Brand Building. The most potentially disruptive developments are brewing around acquirer-cardholder relationships, and attempts to add value around payment acceptance. Historically, acquirers haven’t had consumer relationships. Issuers and merchants have.
Large retailers use sophisticated retail credit card and loyalty programs to manage customer relations, delivering credit, promotions, and loyalty and reward programs generating incremental sales. Hence, ISO-sponsored digital wallets should be on issuers’ radar.

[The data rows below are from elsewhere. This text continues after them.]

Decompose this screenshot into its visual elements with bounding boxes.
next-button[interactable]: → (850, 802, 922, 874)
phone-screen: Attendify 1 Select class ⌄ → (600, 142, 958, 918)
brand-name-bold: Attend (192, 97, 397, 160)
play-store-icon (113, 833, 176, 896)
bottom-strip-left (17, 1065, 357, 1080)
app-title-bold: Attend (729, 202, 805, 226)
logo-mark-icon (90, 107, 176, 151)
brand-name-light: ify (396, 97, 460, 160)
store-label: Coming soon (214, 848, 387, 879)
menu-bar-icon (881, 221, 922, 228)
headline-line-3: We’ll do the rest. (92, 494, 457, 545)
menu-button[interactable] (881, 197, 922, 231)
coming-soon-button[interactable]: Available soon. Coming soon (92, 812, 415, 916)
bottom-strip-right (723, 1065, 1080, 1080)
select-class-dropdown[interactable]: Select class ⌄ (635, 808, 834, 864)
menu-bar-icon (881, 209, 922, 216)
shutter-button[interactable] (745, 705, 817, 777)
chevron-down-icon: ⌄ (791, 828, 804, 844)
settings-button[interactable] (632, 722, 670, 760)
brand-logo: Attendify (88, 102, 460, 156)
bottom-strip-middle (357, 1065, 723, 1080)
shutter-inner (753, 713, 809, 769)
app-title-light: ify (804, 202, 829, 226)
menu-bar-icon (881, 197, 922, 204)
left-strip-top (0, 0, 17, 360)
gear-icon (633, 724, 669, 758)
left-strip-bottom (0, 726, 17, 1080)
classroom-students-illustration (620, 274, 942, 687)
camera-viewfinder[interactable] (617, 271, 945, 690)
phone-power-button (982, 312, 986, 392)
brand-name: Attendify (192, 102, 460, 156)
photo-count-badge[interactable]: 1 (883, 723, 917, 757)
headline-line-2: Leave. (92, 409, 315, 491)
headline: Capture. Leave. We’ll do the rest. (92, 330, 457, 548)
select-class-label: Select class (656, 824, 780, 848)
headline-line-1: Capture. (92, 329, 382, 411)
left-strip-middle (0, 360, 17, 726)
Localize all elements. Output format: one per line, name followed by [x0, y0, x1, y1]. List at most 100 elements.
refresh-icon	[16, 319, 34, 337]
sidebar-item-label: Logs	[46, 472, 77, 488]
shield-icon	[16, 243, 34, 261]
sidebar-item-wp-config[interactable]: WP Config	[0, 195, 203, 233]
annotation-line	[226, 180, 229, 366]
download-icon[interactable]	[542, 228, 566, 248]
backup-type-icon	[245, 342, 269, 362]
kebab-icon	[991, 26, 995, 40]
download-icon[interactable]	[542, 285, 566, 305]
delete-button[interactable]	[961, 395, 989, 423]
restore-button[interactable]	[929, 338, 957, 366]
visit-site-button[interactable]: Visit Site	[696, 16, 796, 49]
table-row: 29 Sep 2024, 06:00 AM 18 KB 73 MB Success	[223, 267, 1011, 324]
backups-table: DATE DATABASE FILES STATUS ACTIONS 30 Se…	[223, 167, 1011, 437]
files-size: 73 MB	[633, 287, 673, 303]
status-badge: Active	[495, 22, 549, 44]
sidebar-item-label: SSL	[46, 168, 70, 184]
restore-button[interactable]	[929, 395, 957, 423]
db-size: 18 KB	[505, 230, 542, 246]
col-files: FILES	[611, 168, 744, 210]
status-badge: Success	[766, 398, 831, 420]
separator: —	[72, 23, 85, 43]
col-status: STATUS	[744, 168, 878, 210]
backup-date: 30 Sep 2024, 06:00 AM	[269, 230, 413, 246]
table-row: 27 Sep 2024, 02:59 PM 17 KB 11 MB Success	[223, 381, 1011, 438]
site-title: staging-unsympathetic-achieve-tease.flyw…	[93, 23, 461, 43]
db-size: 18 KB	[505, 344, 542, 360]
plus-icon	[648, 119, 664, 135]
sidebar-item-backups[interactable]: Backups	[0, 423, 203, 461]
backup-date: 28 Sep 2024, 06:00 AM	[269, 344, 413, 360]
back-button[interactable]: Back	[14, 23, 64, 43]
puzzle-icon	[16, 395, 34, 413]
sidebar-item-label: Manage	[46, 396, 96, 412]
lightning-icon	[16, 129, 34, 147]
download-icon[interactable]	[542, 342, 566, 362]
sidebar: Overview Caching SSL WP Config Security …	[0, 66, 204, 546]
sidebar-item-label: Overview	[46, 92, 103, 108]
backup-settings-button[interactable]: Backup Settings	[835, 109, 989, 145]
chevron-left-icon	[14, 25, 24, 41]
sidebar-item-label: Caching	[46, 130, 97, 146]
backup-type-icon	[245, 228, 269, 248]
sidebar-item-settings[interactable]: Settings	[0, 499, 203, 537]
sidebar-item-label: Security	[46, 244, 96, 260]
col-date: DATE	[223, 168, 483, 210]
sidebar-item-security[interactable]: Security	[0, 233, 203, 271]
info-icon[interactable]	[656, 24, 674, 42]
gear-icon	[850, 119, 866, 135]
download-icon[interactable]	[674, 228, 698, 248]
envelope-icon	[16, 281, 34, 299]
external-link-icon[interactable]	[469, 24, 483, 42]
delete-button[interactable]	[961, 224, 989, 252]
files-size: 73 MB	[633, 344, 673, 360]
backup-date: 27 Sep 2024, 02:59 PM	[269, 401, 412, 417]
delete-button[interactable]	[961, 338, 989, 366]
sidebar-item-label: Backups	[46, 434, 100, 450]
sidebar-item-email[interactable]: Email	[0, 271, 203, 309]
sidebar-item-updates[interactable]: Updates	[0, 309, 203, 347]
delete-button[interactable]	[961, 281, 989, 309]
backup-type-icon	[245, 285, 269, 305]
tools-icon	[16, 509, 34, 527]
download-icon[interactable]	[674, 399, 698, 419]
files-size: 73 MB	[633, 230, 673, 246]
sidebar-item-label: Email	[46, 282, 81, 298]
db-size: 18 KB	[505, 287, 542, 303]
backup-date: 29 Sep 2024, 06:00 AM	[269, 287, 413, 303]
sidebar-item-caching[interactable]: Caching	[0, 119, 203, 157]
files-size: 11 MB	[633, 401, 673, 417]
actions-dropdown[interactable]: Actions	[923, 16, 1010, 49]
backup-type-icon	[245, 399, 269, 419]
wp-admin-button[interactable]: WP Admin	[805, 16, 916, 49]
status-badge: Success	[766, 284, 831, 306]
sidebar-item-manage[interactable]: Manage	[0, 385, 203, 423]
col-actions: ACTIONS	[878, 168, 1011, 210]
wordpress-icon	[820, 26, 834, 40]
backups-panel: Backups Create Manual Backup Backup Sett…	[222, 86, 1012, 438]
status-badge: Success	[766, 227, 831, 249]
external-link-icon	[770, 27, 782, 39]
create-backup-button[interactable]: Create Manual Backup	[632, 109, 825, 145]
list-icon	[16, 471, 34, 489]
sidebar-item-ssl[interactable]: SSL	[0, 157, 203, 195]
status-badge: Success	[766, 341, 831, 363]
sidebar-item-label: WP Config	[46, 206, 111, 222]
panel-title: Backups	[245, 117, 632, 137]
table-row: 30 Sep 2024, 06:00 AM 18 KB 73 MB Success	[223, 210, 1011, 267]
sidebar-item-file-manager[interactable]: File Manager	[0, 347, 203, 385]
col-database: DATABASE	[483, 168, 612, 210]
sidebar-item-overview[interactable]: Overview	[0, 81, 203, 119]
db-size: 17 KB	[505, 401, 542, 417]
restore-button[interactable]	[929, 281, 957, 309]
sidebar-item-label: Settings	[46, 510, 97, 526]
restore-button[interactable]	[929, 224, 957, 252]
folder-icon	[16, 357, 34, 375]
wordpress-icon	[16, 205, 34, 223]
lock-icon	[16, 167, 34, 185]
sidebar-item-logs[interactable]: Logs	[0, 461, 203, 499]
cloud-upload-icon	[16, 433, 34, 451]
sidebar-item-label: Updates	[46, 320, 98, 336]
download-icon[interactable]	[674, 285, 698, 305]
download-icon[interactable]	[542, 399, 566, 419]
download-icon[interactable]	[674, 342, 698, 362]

If payments spurred and made by LevelUp or Square Wallet are funded by a Chase Visa credit card, even though Chase’s and Visa’s economics particular to the transaction haven’t been diminished, their value has.
Issuers and networks invest in building powerful brands. Acquirers have seen little need to. Now, however, to reach millions of small businesses and consumers and set themselves apart from the pack, acquirer contenders are attempting the daunting task of building national brands.
The merchant-acquiring industry is anti-fragile. Besieged by an unprecedented host of challengers, it will emerge stronger.